Consistently good growth for SAI
As far as SAI is concerned, sales across practically all of its tobacco categories have seen rather positive year-on-year increases in recent years. The only product that has stagnated is DIET. The other end of the spectrum has seen sales of whole leaf tobaccos clocking exceptional growth, with SAI projecting a year-on-year increase of an astonishing 25% for 2018. “We could secure large quantities of high-quality leaf, which enabled us to offer the product at very competitive prices,” Arda Sayin explains that success.
But another reason for the favourable leaf sales might be that it is exactly this particular category where SAI somewhat veers off its stated mission of “primarily serving SME customers.” Explains Dr.

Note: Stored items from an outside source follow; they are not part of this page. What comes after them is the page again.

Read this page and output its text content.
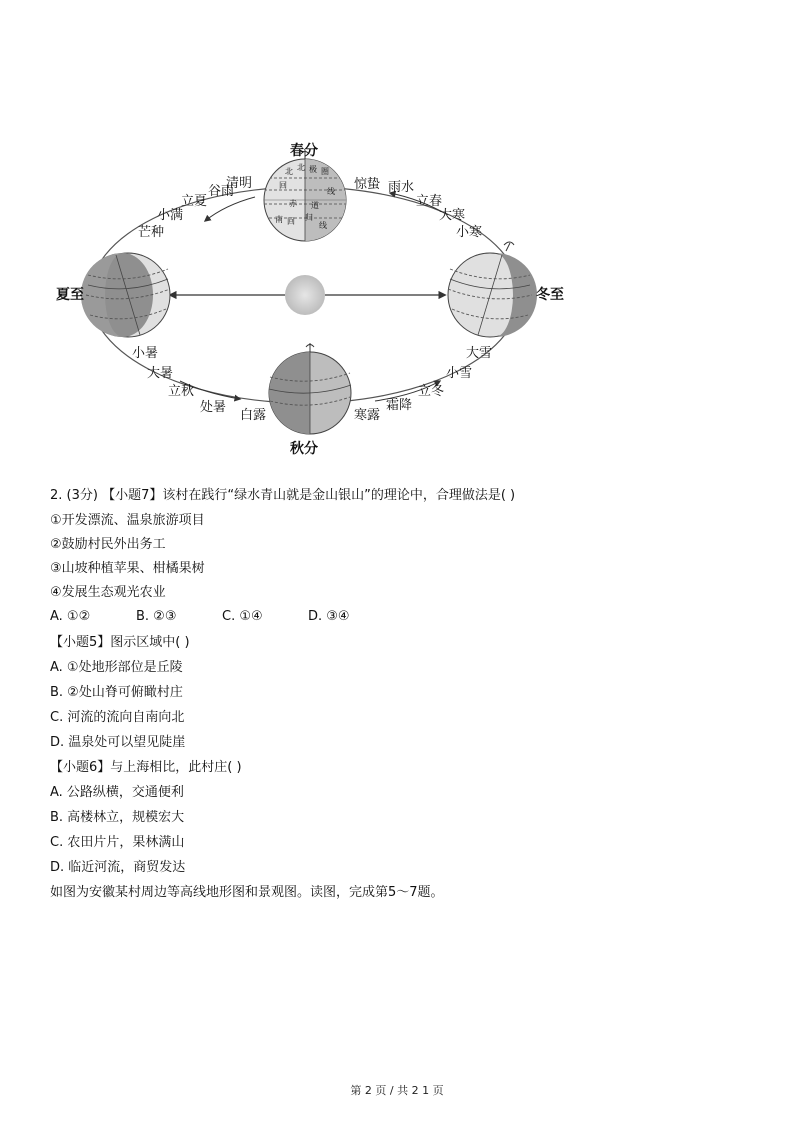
北 北 极 圈
回
线
赤 道
南 回 归
线
春分
夏至	冬至
秋分
清明
谷雨
立夏
小满
芒种
惊蛰 雨水
立春
大寒
小寒
小暑
大暑
立秋
处暑
白露
大雪
小雪
立冬
霜降
寒露
2. (3分) 【小题7】该村在践行“绿水青山就是金山银山”的理论中，合理做法是( )
①开发漂流、温泉旅游项目
②鼓励村民外出务工
③山坡种植苹果、柑橘果树
④发展生态观光农业
A. ①②	B. ②③	C. ①④	D. ③④
【小题5】图示区域中( )
A. ①处地形部位是丘陵
B. ②处山脊可俯瞰村庄
C. 河流的流向自南向北
D. 温泉处可以望见陡崖
【小题6】与上海相比，此村庄( )
A. 公路纵横，交通便利
B. 高楼林立，规模宏大
C. 农田片片，果林满山
D. 临近河流，商贸发达
如图为安徽某村周边等高线地形图和景观图。读图，完成第5～7题。
第 2 页 / 共 2 1 页
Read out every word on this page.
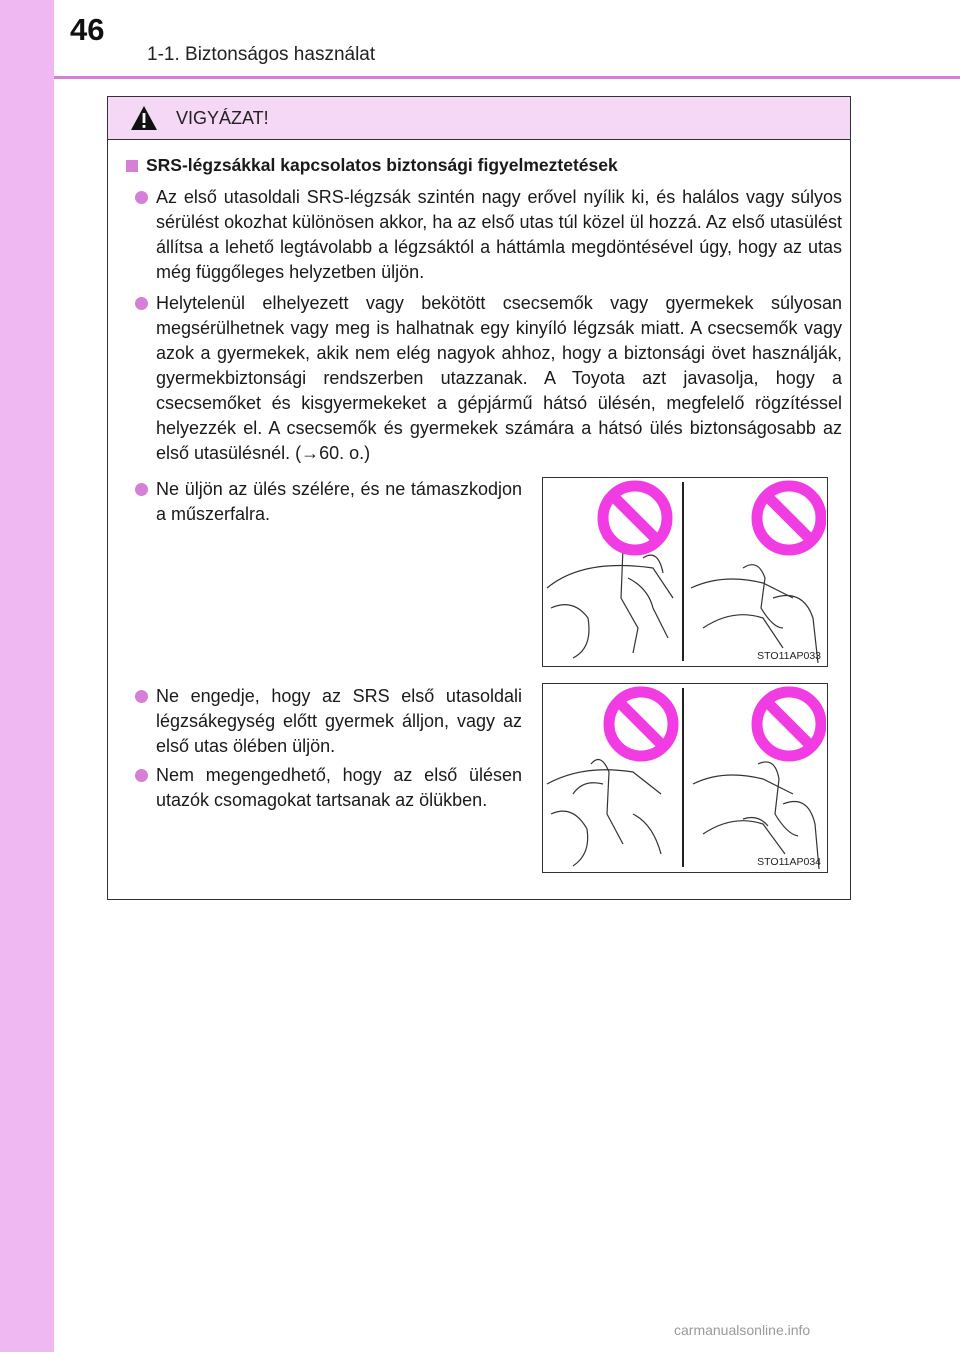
46
1-1. Biztonságos használat
VIGYÁZAT!
SRS-légzsákkal kapcsolatos biztonsági figyelmeztetések
Az első utasoldali SRS-légzsák szintén nagy erővel nyílik ki, és halálos vagy súlyos sérülést okozhat különösen akkor, ha az első utas túl közel ül hozzá. Az első utasülést állítsa a lehető legtávolabb a légzsáktól a háttámla megdöntésével úgy, hogy az utas még függőleges helyzetben üljön.
Helytelenül elhelyezett vagy bekötött csecsemők vagy gyermekek súlyosan megsérülhetnek vagy meg is halhatnak egy kinyíló légzsák miatt. A csecsemők vagy azok a gyermekek, akik nem elég nagyok ahhoz, hogy a biztonsági övet használják, gyermekbiztonsági rendszerben utazzanak. A Toyota azt javasolja, hogy a csecsemőket és kisgyermekeket a gépjármű hátsó ülésén, megfelelő rögzítéssel helyezzék el. A csecsemők és gyermekek számára a hátsó ülés biztonságosabb az első utasülésnél. (→60. o.)
Ne üljön az ülés szélére, és ne támaszkodjon a műszerfalra.
Ne engedje, hogy az SRS első utasoldali légzsákegység előtt gyermek álljon, vagy az első utas ölében üljön.
Nem megengedhető, hogy az első ülésen utazók csomagokat tartsanak az ölükben.
STO11AP033
STO11AP034
carmanualsonline.info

Lambat: “We sustain our mission, except in the case of cigar leaves. Owing to the structural nature of the global cigar manufacturing industry we had to amend our mission for this business sector, now only supplying the top cigar manufacturers.” But this is perhaps yet a further strength Star Corporation has successfully honed over the years, namely the capability to quickly adapt to prevailing market situations and implement necessary changes to address the challenges of an extraordinarily competitive environment.